KadavarIl loro primo ed omonimo album era stato descritto da qualche recensore come una bella prova di musicisti che si rifiutano di vedere più in là di una certa decade e, a discapito di ciò o forse proprio per questa ragione, gira spesso sul mio piatto ultimamente. D’altronde non c’è nulla da fare, fuzz e wah saranno già stati proposti in abbondanza nel corso dei decenni, ma quando c’è il talento e soprattutto i riff, non ci sono cazzi. I nostri amici tirano di brutto, le strutture dei pezzi sono piuttosto interessanti, con controtempi e cambi, e pezzi come Forgotten Past semplicemente spaccano il culo. Tra barbe pulciose e vestiti ammuffiti, su un palco con una bella scenografia di triangoli colorati che formano il logo del gruppo, i nostri si destreggiano alla grande, regalando pezzi da un po’ tutto il loro reportorio, certamente non vasto ma sicuramente molto molto valido. Solamente tre album, di cui però consiglio l’ascolto senza riserve. Grandissima prova, dopo la quale mi dirigo al bar per prendere la mia ultima birra in questo bar.

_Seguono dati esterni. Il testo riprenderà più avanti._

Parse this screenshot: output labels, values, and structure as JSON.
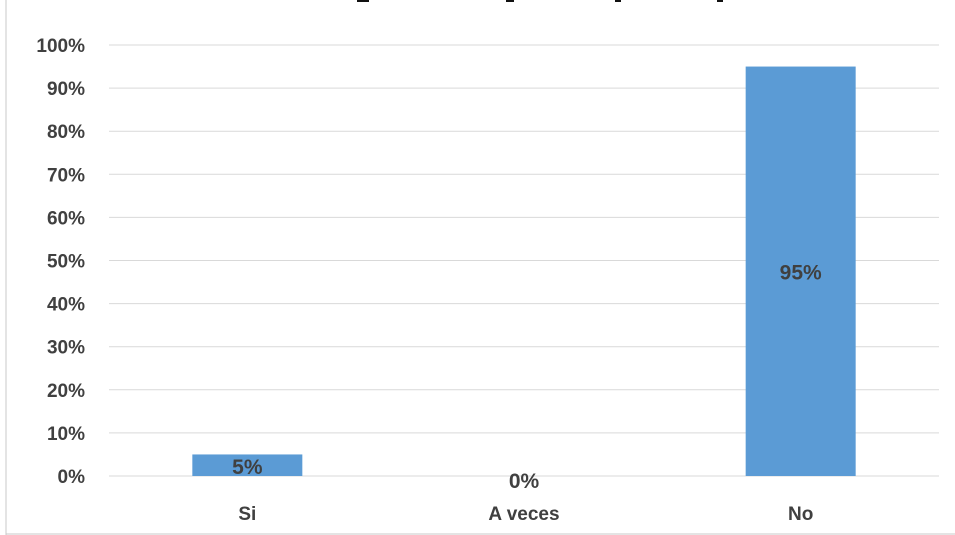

Come purtroppo avevo già accennato, questa per me sara’ l’ultima serata in questo glorioso locale dove ho tanti ricordi, come quella chiacchierata con Dan Lilker nel cortile, o la birretta bevuta al bar con Dave Chandler in quella epica serata con i St. Vitus. Fortunatamente ci sono altri locali in città altrettanto attrezzati per delle serate così, anche se questo era un posto davvero speciale, e mancherà a tutta la vasta comunità metallara locale. Confido che la solerte Knockout Productions, promoter molto attiva, troverà sicuramente un altro palco dove portare la nostra amata musica. Quello che posso fare, per il momento, è lasciare una generosa donazione nel barattolo poggiato sul bancone del bar. È il minimo, dopo questi anni di intrattenimento di altissimo livello.